Ore di paura a Washington, lungo la Pennsylvania Avenue, che dalla Casa Bianca conduce a un altro centro delle istituzioni degli Stati Uniti: il Congresso. Sono circa le due del pomeriggio di giovedì (ora locale) quando un'auto "cerca di sfondare le
barriere" dell'edificio presidenziale, spiega il capo della polizia del Campidoglio, Kim Dine, e "gli agenti in divisa del Secret Service tentano di fermarla". Contro l'auto, guidata da una donna, "vengono sparati colpi di arma da fuoco.
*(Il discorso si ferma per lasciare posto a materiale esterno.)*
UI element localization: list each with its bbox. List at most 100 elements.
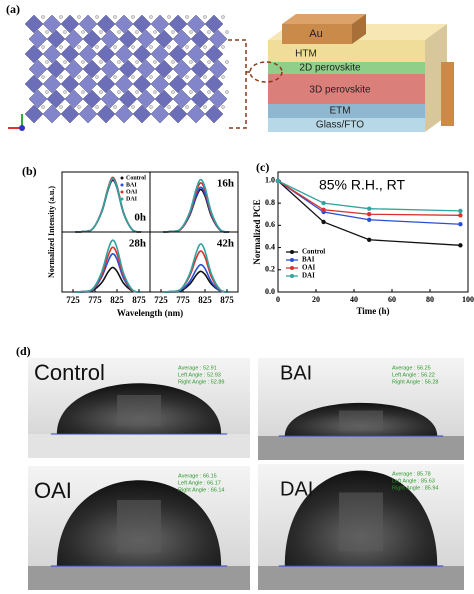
- layer-label: Au: [309, 28, 322, 40]
- atom: [149, 75, 153, 79]
- droplet-highlight: [339, 410, 383, 431]
- angle-text: Left Angle : 52.93: [178, 372, 221, 378]
- octahedron: [168, 104, 188, 124]
- atom: [153, 60, 157, 64]
- octahedron: [82, 29, 102, 49]
- octahedron: [78, 104, 98, 124]
- layer-label: 3D perovskite: [309, 85, 371, 96]
- time-label: 0h: [134, 212, 146, 224]
- octahedron: [204, 44, 224, 64]
- x-tick-label: 725: [66, 295, 80, 305]
- atom: [45, 30, 49, 34]
- atom: [99, 30, 103, 34]
- octahedron: [172, 59, 192, 79]
- octahedron: [60, 14, 80, 34]
- atom: [221, 105, 225, 109]
- angle-text: Average : 52.91: [178, 365, 217, 371]
- octahedron: [118, 89, 138, 109]
- plot-frame: [277, 171, 469, 293]
- atom: [77, 45, 81, 49]
- atom: [113, 45, 117, 49]
- atom: [99, 60, 103, 64]
- octahedron: [150, 104, 170, 124]
- sample-label: Control: [34, 360, 105, 385]
- octahedron: [24, 104, 44, 124]
- atom: [81, 90, 85, 94]
- legend-marker: [120, 176, 124, 180]
- atom: [77, 75, 81, 79]
- octahedron: [100, 29, 120, 49]
- atom: [81, 60, 85, 64]
- pce-point: [367, 217, 372, 222]
- legend-label: OAI: [126, 189, 138, 195]
- angle-text: Average : 85.78: [392, 471, 431, 477]
- octahedron: [60, 44, 80, 64]
- octahedron: [64, 89, 84, 109]
- octahedron: [150, 44, 170, 64]
- pce-point: [458, 208, 463, 214]
- atom: [149, 15, 153, 19]
- atom: [167, 15, 171, 19]
- layer-label: 2D perovskite: [299, 63, 361, 74]
- octahedron: [154, 89, 174, 109]
- legend-marker: [290, 258, 294, 262]
- y-tick-label: 1.0: [265, 176, 275, 185]
- angle-text: Right Angle : 66.14: [178, 487, 224, 493]
- octahedron: [114, 44, 134, 64]
- pce-point: [321, 207, 326, 212]
- atom: [221, 15, 225, 19]
- atom: [225, 30, 229, 34]
- highlight: [249, 61, 283, 83]
- y-tick-label: 0.6: [265, 220, 275, 229]
- atom: [203, 45, 207, 49]
- spectrum: [163, 243, 230, 293]
- octahedron: [208, 59, 228, 79]
- atom: [117, 90, 121, 94]
- legend-label: BAI: [126, 182, 137, 188]
- atom: [95, 45, 99, 49]
- spectrum: [75, 177, 142, 233]
- atom: [77, 105, 81, 109]
- atom: [225, 90, 229, 94]
- atom: [131, 105, 135, 109]
- device: Au HTM 2D perovskite 3D perovskite ETM G…: [228, 14, 454, 132]
- octahedron: [24, 74, 44, 94]
- atom: [149, 105, 153, 109]
- octahedron: [208, 29, 228, 49]
- octahedron: [132, 74, 152, 94]
- pce-point: [367, 206, 372, 211]
- angle-text: Average : 66.15: [178, 473, 217, 479]
- atom: [185, 105, 189, 109]
- panel-label: (a): [6, 2, 20, 16]
- atom: [185, 45, 189, 49]
- octahedron: [118, 59, 138, 79]
- pce-line: [277, 180, 461, 246]
- x-tick-label: 825: [110, 295, 124, 305]
- angle-text: Average : 56.25: [392, 365, 431, 371]
- octahedron: [186, 44, 206, 64]
- x-tick-label: 0: [276, 295, 280, 304]
- octahedron: [96, 44, 116, 64]
- atom: [95, 75, 99, 79]
- sample-label: OAI: [34, 478, 72, 503]
- x-tick-label: 40: [350, 295, 358, 304]
- subplot-frame: [149, 231, 239, 293]
- octahedron: [172, 89, 192, 109]
- octahedron: [42, 14, 62, 34]
- pce-point: [367, 237, 372, 242]
- panel-label: (c): [256, 160, 269, 174]
- octahedron: [82, 89, 102, 109]
- octahedron: [114, 14, 134, 34]
- atom: [167, 75, 171, 79]
- octahedron: [28, 59, 48, 79]
- x-tick-label: 775: [176, 295, 190, 305]
- octahedron: [46, 59, 66, 79]
- octahedron: [132, 44, 152, 64]
- pce-point: [321, 200, 326, 206]
- atom: [59, 105, 63, 109]
- spectrum: [163, 250, 230, 293]
- octahedron: [136, 29, 156, 49]
- droplet-highlight: [117, 500, 161, 553]
- legend-label: Control: [302, 248, 325, 256]
- atom: [41, 15, 45, 19]
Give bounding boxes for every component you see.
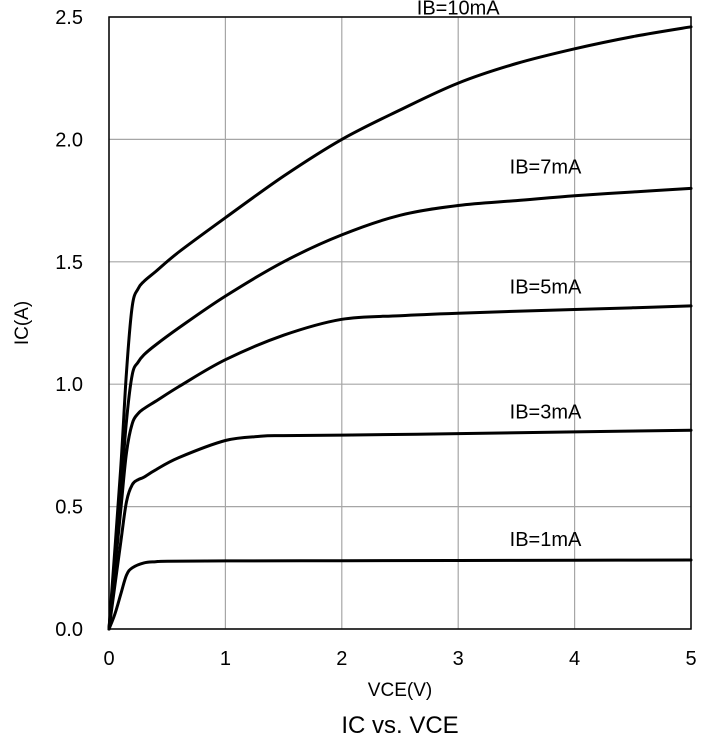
- series-line-ib-3ma: [107, 428, 693, 631]
- series-lines: [107, 25, 693, 631]
- x-tick-label: 1: [220, 648, 231, 670]
- x-tick-label: 3: [453, 648, 464, 670]
- series-line-ib-5ma: [107, 304, 693, 631]
- series-labels: IB=10mA IB=7mA IB=5mA IB=3mA IB=1mA: [417, 0, 582, 551]
- y-tick-label: 2.0: [55, 129, 83, 151]
- y-axis-ticks: 0.0 0.5 1.0 1.5 2.0 2.5: [55, 7, 83, 641]
- series-line-ib-10ma: [107, 25, 693, 631]
- y-tick-label: 0.5: [55, 497, 83, 519]
- series-line-ib-1ma: [107, 558, 693, 631]
- y-axis-title: IC(A): [12, 301, 33, 345]
- plot-area-border: [108, 16, 692, 630]
- x-axis-title: VCE(V): [368, 680, 432, 701]
- y-tick-label: 1.5: [55, 252, 83, 274]
- series-label-ib-1ma: IB=1mA: [510, 529, 582, 551]
- x-axis-ticks: 0 1 2 3 4 5: [103, 648, 696, 670]
- series-label-ib-10ma: IB=10mA: [417, 0, 500, 20]
- x-tick-label: 5: [685, 648, 696, 670]
- y-tick-label: 0.0: [55, 619, 83, 641]
- chart-title: IC vs. VCE: [341, 712, 458, 739]
- y-tick-label: 1.0: [55, 374, 83, 396]
- x-tick-label: 4: [569, 648, 580, 670]
- x-tick-label: 0: [103, 648, 114, 670]
- y-tick-label: 2.5: [55, 7, 83, 29]
- series-line-ib-7ma: [107, 186, 693, 631]
- series-label-ib-3ma: IB=3mA: [510, 401, 582, 423]
- series-label-ib-7ma: IB=7mA: [510, 157, 582, 179]
- series-label-ib-5ma: IB=5mA: [510, 277, 582, 299]
- x-tick-label: 2: [336, 648, 347, 670]
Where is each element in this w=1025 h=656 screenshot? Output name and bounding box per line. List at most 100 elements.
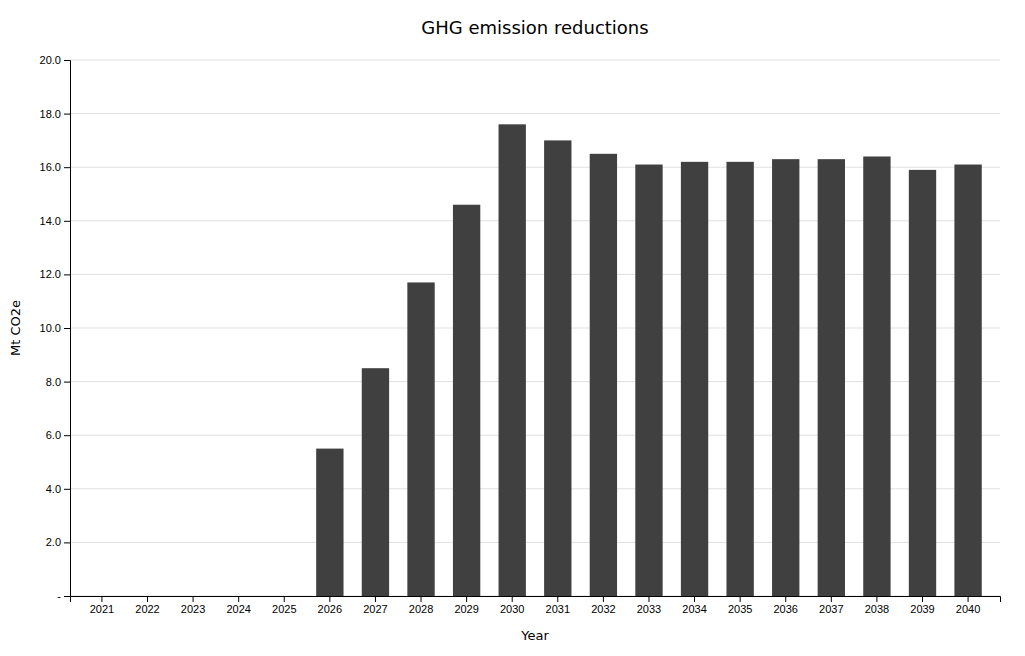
x-tick-label: 2033 [637, 603, 661, 615]
y-tick: - [57, 590, 70, 602]
x-axis: 2021 2022 2023 2024 2025 2026 2027 2028 2029 2030… [71, 596, 1001, 615]
x-tick: 2032 [591, 596, 615, 615]
y-tick-label: 4.0 [46, 483, 61, 495]
bar [179, 596, 206, 597]
x-tick-mark [922, 596, 923, 602]
y-tick-mark [64, 60, 70, 61]
x-tick: 2036 [773, 596, 797, 615]
y-tick-mark [64, 274, 70, 275]
x-tick-label: 2028 [409, 603, 433, 615]
y-tick-mark [64, 114, 70, 115]
y-tick-mark [64, 221, 70, 222]
grid-line [70, 328, 1000, 329]
y-tick-label: - [57, 590, 61, 602]
x-tick: 2024 [226, 596, 250, 615]
grid-line [70, 542, 1000, 543]
bar [681, 162, 708, 596]
bar [772, 159, 799, 596]
x-tick-label: 2036 [773, 603, 797, 615]
x-tick: 2030 [500, 596, 524, 615]
y-tick-label: 2.0 [46, 536, 61, 548]
x-tick-label: 2024 [226, 603, 250, 615]
bar [362, 368, 389, 596]
y-tick: 14.0 [40, 215, 70, 227]
x-tick: 2022 [135, 596, 159, 615]
y-tick-label: 6.0 [46, 429, 61, 441]
y-tick-mark [64, 542, 70, 543]
x-tick-mark [557, 596, 558, 602]
bar [316, 449, 343, 596]
x-tick: 2031 [546, 596, 570, 615]
title: GHG emission reductions [421, 17, 648, 38]
grid-line [70, 113, 1000, 114]
bar [134, 596, 161, 597]
grid [70, 60, 1000, 596]
x-tick: 2021 [90, 596, 114, 615]
bar [407, 282, 434, 596]
y-axis: -2.04.06.08.010.012.014.016.018.020.0 [40, 54, 71, 602]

Poi comincia l'inseguimento del veicolo, che si scontra con una delle nostre auto qui tra la Second e Maryland", nei pressi del Congresso. Un agente resta ferito nell'impatto, la sua vita non è a rischio. Nell'auto della donna, uccisa dalla polizia c'era una bambina di 18 mesi, rimasta illesa. È esclusa la matrice terroristica. Nell'arco di tempo della sparatoria  tra la Casa Bianca e Capitol Hill è stato diramato l'allarme nel Congresso, le cui porte sono state chiuse per sicurezza. A coloro che si trovavano dentro l'edificio è stato detto di restare lontano dalle finestre. Dopo mezzora il Campidoglio è stato riaperto, e nello stesso tempo di quanto avvenuto era stato informato il presidente americano, Barack Obama.  La donna, protagonista di quello che si pensa sia un gesto isolato, si chiamava Miriam Carey ed era un'igienista dentale afroamericana di 34 anni di Stanford, in Connecticut, con gravi problemi mentali.